Dr. Yerdaw Ashagari, the medical director of Menelik Hospital, where all the dead from the protests have been taken, said that the toll had risen to 29.

Earlier Friday, Bereket rejected international condemnation of the police crackdown, instead pointing to the opposition.

"Their objective was to undermine the electoral system and overthrow the government," Bereket said. "If anyone can stabilize this situation, it is the opposition, attention should be focused on them."

He added that if opposition leaders are found to have organized the protests, they would be arrested.

Shopkeepers kept their stores shuttered and taxi drivers stayed off the streets for a third day Friday in a strike to protest the crackdown.

Witnesses said earlier Friday that riot police and security forces rounded up several dozen men in central Addis Ababa on suspicion that they were protesters.

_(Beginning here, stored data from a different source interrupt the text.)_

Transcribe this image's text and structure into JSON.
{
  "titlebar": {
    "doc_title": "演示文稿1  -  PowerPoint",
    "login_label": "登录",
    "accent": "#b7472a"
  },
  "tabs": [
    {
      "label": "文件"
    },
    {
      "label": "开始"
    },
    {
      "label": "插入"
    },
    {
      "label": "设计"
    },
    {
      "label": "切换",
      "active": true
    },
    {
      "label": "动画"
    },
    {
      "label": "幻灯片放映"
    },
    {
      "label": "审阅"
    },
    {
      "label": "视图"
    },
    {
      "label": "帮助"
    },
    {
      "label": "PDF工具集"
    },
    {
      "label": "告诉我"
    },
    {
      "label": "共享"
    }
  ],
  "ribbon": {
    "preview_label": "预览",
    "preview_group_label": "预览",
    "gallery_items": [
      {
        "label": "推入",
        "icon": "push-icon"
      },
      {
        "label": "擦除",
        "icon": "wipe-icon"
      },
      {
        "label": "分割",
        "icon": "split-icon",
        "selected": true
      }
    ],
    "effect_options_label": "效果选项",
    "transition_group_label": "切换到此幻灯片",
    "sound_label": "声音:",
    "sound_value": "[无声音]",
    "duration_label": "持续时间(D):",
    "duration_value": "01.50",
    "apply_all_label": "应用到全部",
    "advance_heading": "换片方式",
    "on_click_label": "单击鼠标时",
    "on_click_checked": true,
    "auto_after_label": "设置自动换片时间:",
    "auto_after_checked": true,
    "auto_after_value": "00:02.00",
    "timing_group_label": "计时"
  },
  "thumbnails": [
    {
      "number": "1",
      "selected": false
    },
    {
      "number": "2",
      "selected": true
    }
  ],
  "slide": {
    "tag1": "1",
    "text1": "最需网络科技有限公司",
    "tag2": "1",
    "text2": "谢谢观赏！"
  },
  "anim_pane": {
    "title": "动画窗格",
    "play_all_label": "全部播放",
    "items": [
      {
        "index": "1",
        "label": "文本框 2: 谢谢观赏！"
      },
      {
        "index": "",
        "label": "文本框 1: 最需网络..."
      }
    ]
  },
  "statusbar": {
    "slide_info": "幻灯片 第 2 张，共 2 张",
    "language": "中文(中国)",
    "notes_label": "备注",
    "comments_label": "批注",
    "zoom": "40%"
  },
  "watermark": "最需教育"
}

The witnesses said that shots were fired, but it is unclear if anyone was injured.

Other witnesses said that some taxi drivers were arrested late Thursday in their homes because they refused to work.

Late Thursday the vice chairman of the Coalition for Unity and Democracy Berhanu Nega was prevented by security forces getting on to a plane to London, where he was to take part in fund-raising events for the opposition.